Reputation: 115
I'm trying to split a string by using regex, so far I have
String[] words = a.replaceAll("[^a-zA-Z ]","").toLowerCase().split("\\s+");
And it's almost what I want, but I need to split the text also when there is a newline character in the string (by the way - should I actually use newline or return?
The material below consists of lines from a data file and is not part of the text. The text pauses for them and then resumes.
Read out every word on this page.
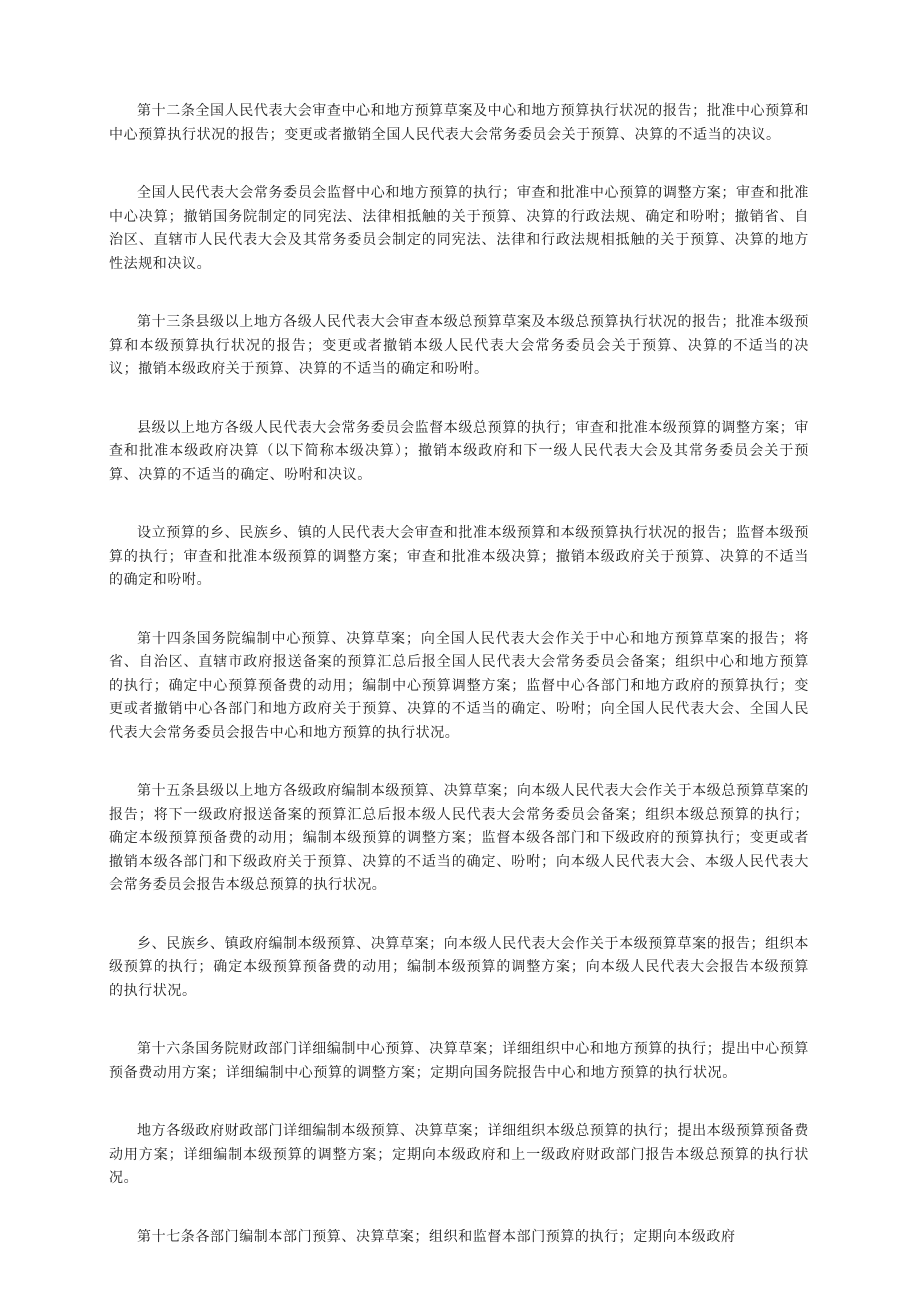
第十二条全国人民代表大会审查中心和地方预算草案及中心和地方预算执行状况的报告；批准中心预算和中心预算执行状况的报告；变更或者撤销全国人民代表大会常务委员会关于预算、决算的不适当的决议。

全国人民代表大会常务委员会监督中心和地方预算的执行；审查和批准中心预算的调整方案；审查和批准中心决算；撤销国务院制定的同宪法、法律相抵触的关于预算、决算的行政法规、确定和吩咐；撤销省、自治区、直辖市人民代表大会及其常务委员会制定的同宪法、法律和行政法规相抵触的关于预算、决算的地方性法规和决议。

第十三条县级以上地方各级人民代表大会审查本级总预算草案及本级总预算执行状况的报告；批准本级预算和本级预算执行状况的报告；变更或者撤销本级人民代表大会常务委员会关于预算、决算的不适当的决议；撤销本级政府关于预算、决算的不适当的确定和吩咐。

县级以上地方各级人民代表大会常务委员会监督本级总预算的执行；审查和批准本级预算的调整方案；审查和批准本级政府决算（以下简称本级决算）；撤销本级政府和下一级人民代表大会及其常务委员会关于预算、决算的不适当的确定、吩咐和决议。

设立预算的乡、民族乡、镇的人民代表大会审查和批准本级预算和本级预算执行状况的报告；监督本级预算的执行；审查和批准本级预算的调整方案；审查和批准本级决算；撤销本级政府关于预算、决算的不适当的确定和吩咐。

第十四条国务院编制中心预算、决算草案；向全国人民代表大会作关于中心和地方预算草案的报告；将省、自治区、直辖市政府报送备案的预算汇总后报全国人民代表大会常务委员会备案；组织中心和地方预算的执行；确定中心预算预备费的动用；编制中心预算调整方案；监督中心各部门和地方政府的预算执行；变更或者撤销中心各部门和地方政府关于预算、决算的不适当的确定、吩咐；向全国人民代表大会、全国人民代表大会常务委员会报告中心和地方预算的执行状况。

第十五条县级以上地方各级政府编制本级预算、决算草案；向本级人民代表大会作关于本级总预算草案的报告；将下一级政府报送备案的预算汇总后报本级人民代表大会常务委员会备案；组织本级总预算的执行；确定本级预算预备费的动用；编制本级预算的调整方案；监督本级各部门和下级政府的预算执行；变更或者撤销本级各部门和下级政府关于预算、决算的不适当的确定、吩咐；向本级人民代表大会、本级人民代表大会常务委员会报告本级总预算的执行状况。

乡、民族乡、镇政府编制本级预算、决算草案；向本级人民代表大会作关于本级预算草案的报告；组织本级预算的执行；确定本级预算预备费的动用；编制本级预算的调整方案；向本级人民代表大会报告本级预算的执行状况。

第十六条国务院财政部门详细编制中心预算、决算草案；详细组织中心和地方预算的执行；提出中心预算预备费动用方案；详细编制中心预算的调整方案；定期向国务院报告中心和地方预算的执行状况。

地方各级政府财政部门详细编制本级预算、决算草案；详细组织本级总预算的执行；提出本级预算预备费动用方案；详细编制本级预算的调整方案；定期向本级政府和上一级政府财政部门报告本级总预算的执行状况。

第十七条各部门编制本部门预算、决算草案；组织和监督本部门预算的执行；定期向本级政府
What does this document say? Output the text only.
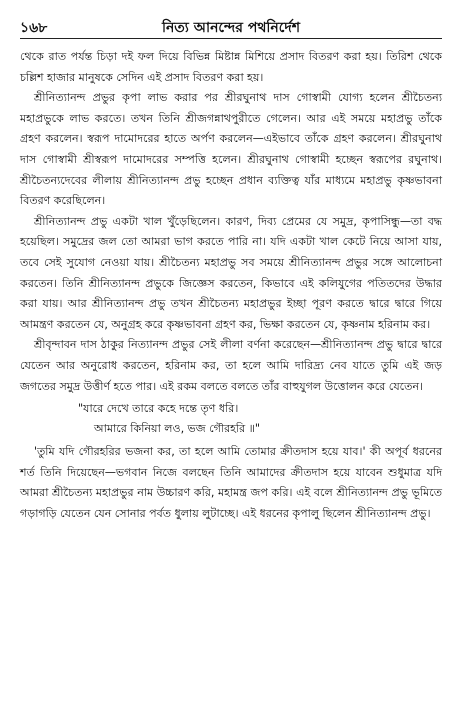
১৬৮	নিত্য আনন্দের পথনির্দেশ

থেকে রাত পর্যন্ত চিড়া দই ফল দিয়ে বিভিন্ন মিষ্টান্ন মিশিয়ে প্রসাদ বিতরণ করা হয়। তিরিশ থেকে চল্লিশ হাজার মানুষকে সেদিন এই প্রসাদ বিতরণ করা হয়।

শ্রীনিত্যানন্দ প্রভুর কৃপা লাভ করার পর শ্রীরঘুনাথ দাস গোস্বামী যোগ্য হলেন শ্রীচৈতন্য মহাপ্রভুকে লাভ করতে। তখন তিনি শ্রীজগন্নাথপুরীতে গেলেন। আর এই সময়ে মহাপ্রভু তাঁকে গ্রহণ করলেন। স্বরূপ দামোদরের হাতে অর্পণ করলেন—এইভাবে তাঁকে গ্রহণ করলেন। শ্রীরঘুনাথ দাস গোস্বামী শ্রীস্বরূপ দামোদরের সম্পত্তি হলেন। শ্রীরঘুনাথ গোস্বামী হচ্ছেন স্বরূপের রঘুনাথ। শ্রীচৈতন্যদেবের লীলায় শ্রীনিত্যানন্দ প্রভু হচ্ছেন প্রধান ব্যক্তিত্ব যাঁর মাধ্যমে মহাপ্রভু কৃষ্ণভাবনা বিতরণ করেছিলেন।

শ্রীনিত্যানন্দ প্রভু একটা খাল খুঁড়েছিলেন। কারণ, দিব্য প্রেমের যে সমুদ্র, কৃপাসিন্ধু—তা বদ্ধ হয়েছিল। সমুদ্রের জল তো আমরা ভাগ করতে পারি না। যদি একটা খাল কেটে নিয়ে আসা যায়, তবে সেই সুযোগ নেওয়া যায়। শ্রীচৈতন্য মহাপ্রভু সব সময়ে শ্রীনিত্যানন্দ প্রভুর সঙ্গে আলোচনা করতেন। তিনি শ্রীনিত্যানন্দ প্রভুকে জিজ্ঞেস করতেন, কিভাবে এই কলিযুগের পতিতদের উদ্ধার করা যায়। আর শ্রীনিত্যানন্দ প্রভু তখন শ্রীচৈতন্য মহাপ্রভুর ইচ্ছা পূরণ করতে দ্বারে দ্বারে গিয়ে আমন্ত্রণ করতেন যে, অনুগ্রহ করে কৃষ্ণভাবনা গ্রহণ কর, ভিক্ষা করতেন যে, কৃষ্ণনাম হরিনাম কর।

শ্রীবৃন্দাবন দাস ঠাকুর নিত্যানন্দ প্রভুর সেই লীলা বর্ণনা করেছেন—শ্রীনিত্যানন্দ প্রভু দ্বারে দ্বারে যেতেন আর অনুরোধ করতেন, হরিনাম কর, তা হলে আমি দারিদ্র্য নেব যাতে তুমি এই জড় জগতের সমুদ্র উত্তীর্ণ হতে পার। এই রকম বলতে বলতে তাঁর বাহুযুগল উত্তোলন করে যেতেন।

"যারে দেখে তারে কহে দন্তে তৃণ ধরি।
আমারে কিনিয়া লও, ভজ গৌরহরি ॥"

'তুমি যদি গৌরহরির ভজনা কর, তা হলে আমি তোমার ক্রীতদাস হয়ে যাব।' কী অপূর্ব ধরনের শর্ত তিনি দিয়েছেন—ভগবান নিজে বলছেন তিনি আমাদের ক্রীতদাস হয়ে যাবেন শুধুমাত্র যদি আমরা শ্রীচৈতন্য মহাপ্রভুর নাম উচ্চারণ করি, মহামন্ত্র জপ করি। এই বলে শ্রীনিত্যানন্দ প্রভু ভূমিতে গড়াগড়ি যেতেন যেন সোনার পর্বত ধুলায় লুটাচ্ছে। এই ধরনের কৃপালু ছিলেন শ্রীনিত্যানন্দ প্রভু।
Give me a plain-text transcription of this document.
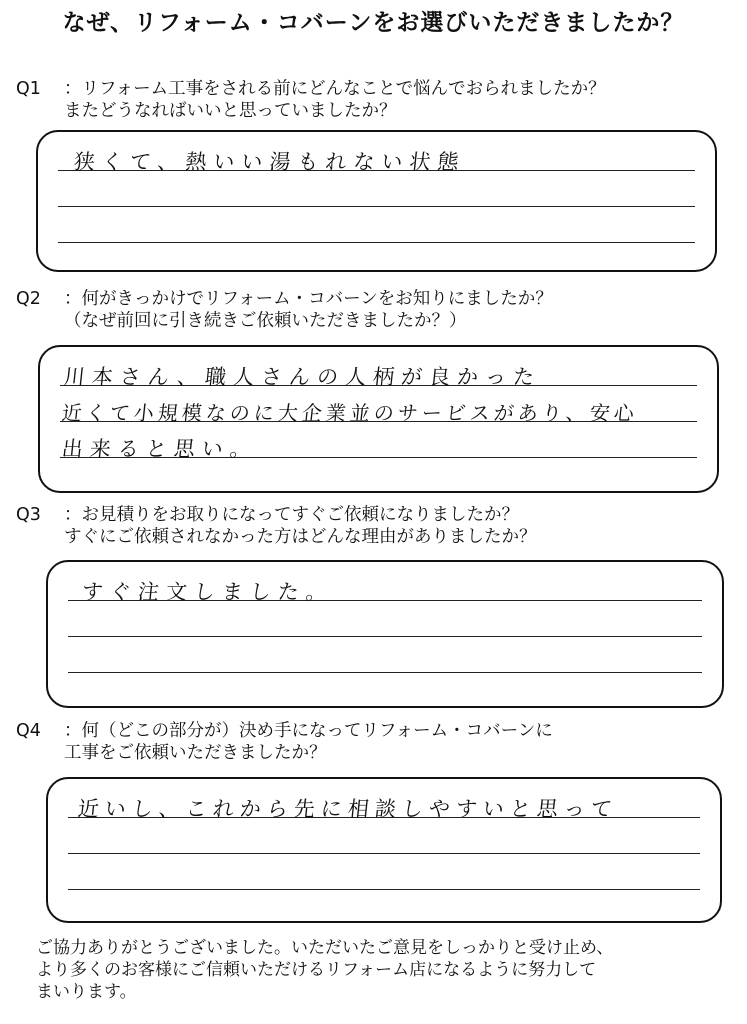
なぜ、リフォーム・コバーンをお選びいただきましたか？
Q1 ：リフォーム工事をされる前にどんなことで悩んでおられましたか？
またどうなればいいと思っていましたか？
狭くて、熱いい湯もれない状態
Q2 ：何がきっかけでリフォーム・コバーンをお知りにましたか？
（なぜ前回に引き続きご依頼いただきましたか？）
川本さん、職人さんの人柄が良かった
近くて小規模なのに大企業並のサービスがあり、安心
出来ると思い。
Q3 ：お見積りをお取りになってすぐご依頼になりましたか？
すぐにご依頼されなかった方はどんな理由がありましたか？
すぐ注文しました。
Q4 ：何（どこの部分が）決め手になってリフォーム・コバーンに
工事をご依頼いただきましたか？
近いし、これから先に相談しやすいと思って
ご協力ありがとうございました。いただいたご意見をしっかりと受け止め、
より多くのお客様にご信頼いただけるリフォーム店になるように努力して
まいります。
What is the actual difference?)
To clarify, my input is:
this is a,
sample of
a file.
After splitting and doing a routine that sorts the words and counts occurrences of each, I should be getting this:
a: 2
file: 1
is: 1
of: 1
sample: 1
this: 1
Instead, I get:
asample: 1
file: 1
is: 1
ofa: 1
this: 1
How should I correct my regular expression to split at newlines as well?
Upvotes: 0
Views: 71
Reputation: 423
Just insert a space in your second argument of the replaceAll method and that should work
replaceAll("[^a-zA-Z ]"," ")
Or you can make it more efficient and avoid unnecessary spaces in the string returned by the replaceAll method by using the '+' quantifier as suggested by Casimir
Both would work just fine in your case
Upvotes: 0
Reputation: 89557
You must change your replaceAll like this:
a.replaceAll("[^a-zA-Z]+"," ")
or as suggested by Alexander why not find directly the words (that is more straight to the point)
Upvotes: 1
Reputation: 2810
Use \b[A-Za-z]+\b
regexp to find the word matches.
http://regexr.com/3ae1c
Upvotes: 2